University Officials should set an exemplary standard and practice the principles their own Policies advise and their classes teach. The University teaches conservation, sustainability, and ethics. University Officials should show their commitment to these core values by their actions and immediately require that an Environmental Assessment be performed for the sale of Hofmann Forest, whether it is required by the letter of the law or not (a point which we have not conceded).
The decision has been made to appeal Judge Shannon R. Joseph’s ruling to dismiss our case. Obviously, we were disappointed with the dismissal of our case and do not agree with the decision. However, there is a broader and more principled issue here, especially for University Officials. Do they practice what they teach?

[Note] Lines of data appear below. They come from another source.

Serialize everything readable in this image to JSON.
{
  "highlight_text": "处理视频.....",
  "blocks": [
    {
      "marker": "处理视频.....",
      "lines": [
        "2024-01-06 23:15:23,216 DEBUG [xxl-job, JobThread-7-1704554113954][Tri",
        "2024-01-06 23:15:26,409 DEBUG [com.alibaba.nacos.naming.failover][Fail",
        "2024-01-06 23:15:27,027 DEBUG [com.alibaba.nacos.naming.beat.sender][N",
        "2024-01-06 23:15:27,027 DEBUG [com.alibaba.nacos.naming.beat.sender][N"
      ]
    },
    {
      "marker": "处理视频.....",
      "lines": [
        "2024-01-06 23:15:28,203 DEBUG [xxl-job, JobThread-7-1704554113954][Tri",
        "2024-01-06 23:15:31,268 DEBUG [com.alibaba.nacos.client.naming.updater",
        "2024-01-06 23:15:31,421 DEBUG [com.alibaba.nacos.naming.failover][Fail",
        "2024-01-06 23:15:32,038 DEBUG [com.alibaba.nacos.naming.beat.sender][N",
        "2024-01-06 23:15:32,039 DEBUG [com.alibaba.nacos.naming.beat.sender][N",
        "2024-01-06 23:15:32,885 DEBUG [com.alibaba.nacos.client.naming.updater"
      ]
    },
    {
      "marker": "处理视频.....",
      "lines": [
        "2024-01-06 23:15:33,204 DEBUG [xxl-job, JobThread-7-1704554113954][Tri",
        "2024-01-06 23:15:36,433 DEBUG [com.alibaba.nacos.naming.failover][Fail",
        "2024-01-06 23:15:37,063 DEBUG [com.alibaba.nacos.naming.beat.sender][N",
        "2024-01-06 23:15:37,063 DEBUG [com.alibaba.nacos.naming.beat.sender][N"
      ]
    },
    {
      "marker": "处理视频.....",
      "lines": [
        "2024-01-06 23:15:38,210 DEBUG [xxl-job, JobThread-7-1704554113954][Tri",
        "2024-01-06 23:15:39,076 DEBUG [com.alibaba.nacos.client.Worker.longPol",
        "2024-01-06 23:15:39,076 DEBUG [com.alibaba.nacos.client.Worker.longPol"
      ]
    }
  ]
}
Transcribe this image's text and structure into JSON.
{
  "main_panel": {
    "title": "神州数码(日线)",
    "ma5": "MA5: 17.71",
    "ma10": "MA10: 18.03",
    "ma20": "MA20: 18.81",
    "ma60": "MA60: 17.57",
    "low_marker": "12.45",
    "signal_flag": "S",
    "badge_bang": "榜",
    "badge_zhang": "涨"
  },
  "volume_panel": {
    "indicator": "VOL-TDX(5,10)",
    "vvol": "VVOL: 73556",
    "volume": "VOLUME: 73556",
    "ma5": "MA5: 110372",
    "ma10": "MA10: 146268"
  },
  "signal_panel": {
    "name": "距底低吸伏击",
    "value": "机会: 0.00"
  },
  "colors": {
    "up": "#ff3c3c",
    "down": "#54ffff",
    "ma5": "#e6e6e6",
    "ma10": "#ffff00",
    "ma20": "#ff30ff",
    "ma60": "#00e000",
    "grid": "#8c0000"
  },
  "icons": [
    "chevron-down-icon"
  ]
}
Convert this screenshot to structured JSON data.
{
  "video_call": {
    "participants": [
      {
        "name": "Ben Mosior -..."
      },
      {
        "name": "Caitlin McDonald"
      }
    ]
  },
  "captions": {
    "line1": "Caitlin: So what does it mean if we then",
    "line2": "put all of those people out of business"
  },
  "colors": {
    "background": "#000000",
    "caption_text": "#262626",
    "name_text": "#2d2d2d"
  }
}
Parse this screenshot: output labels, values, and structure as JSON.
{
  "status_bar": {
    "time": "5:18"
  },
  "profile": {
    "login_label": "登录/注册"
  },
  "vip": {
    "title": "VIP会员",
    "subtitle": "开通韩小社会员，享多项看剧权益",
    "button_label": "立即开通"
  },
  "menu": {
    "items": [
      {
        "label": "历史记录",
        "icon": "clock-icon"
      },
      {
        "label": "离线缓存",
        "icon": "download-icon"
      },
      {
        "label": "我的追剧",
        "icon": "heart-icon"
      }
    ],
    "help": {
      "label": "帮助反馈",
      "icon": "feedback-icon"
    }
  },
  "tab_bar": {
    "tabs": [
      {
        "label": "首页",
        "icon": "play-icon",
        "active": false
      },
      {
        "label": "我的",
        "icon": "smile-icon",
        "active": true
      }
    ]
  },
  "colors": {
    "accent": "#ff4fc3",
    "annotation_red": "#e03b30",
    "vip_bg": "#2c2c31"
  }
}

ORDER GRANTING MOTION TO DISMISS
FREDERICK W. CUBBAGE, RONALD W. SUTHERLAND,. PhD, RICHARD “BARNY” BERNARD, JR., JAMES GREGORY, and JOHN EDDY, Plaintiffs,
THE BOARD OF TRUSTEES OF THE ENDOWMENT FUND OF NORTH CAROLINA STATE UNIVERSITY AT RALEIGH and NC STATE NATURAL RESOURCES FOUNDATION, INC., Defendants.
IN THE GENERAL COURT OF JUSTICE, SUPERIOR COURT DIVISION, WAKE COUNTY, Filed 2013 NOV 22, 2:27PM, 13 CVS 12884
This matter came on for hearing during the 12 November 2013 civil session of Wake County Superior Court. Plaintiffs later submitted a Supplemental Response to Motions to Dismiss, to which Defendants objected. Also in response to Plaintiffs’ supplemental submission, defendant NC State Natural Resources Foundation moved for sanctions pursuant to Rule 11 of the North Carolina Rules of Civil Procedure. Plaintiff filed a written response to the Objection and Motion.
“I’m going to be real honest with you here. I always am,” Woodson said. “We can’t control everything that happens to the land after we sell it, but we could control the way it was sold, and finding a buyer that had the intent to manage it in a way consistent with the way it’s managed now … Twenty years down the road, I can’t predict what will be happening there and, candidly, if we restrict with covenants the way a person used it in perpetuity, no one would buy it.”
Technician: “So to you, Chancellor Woodson, we apologize. We apologize for not doing the research we should’ve to realize that the conservation of the Hofmann Forest was never a priority for you.”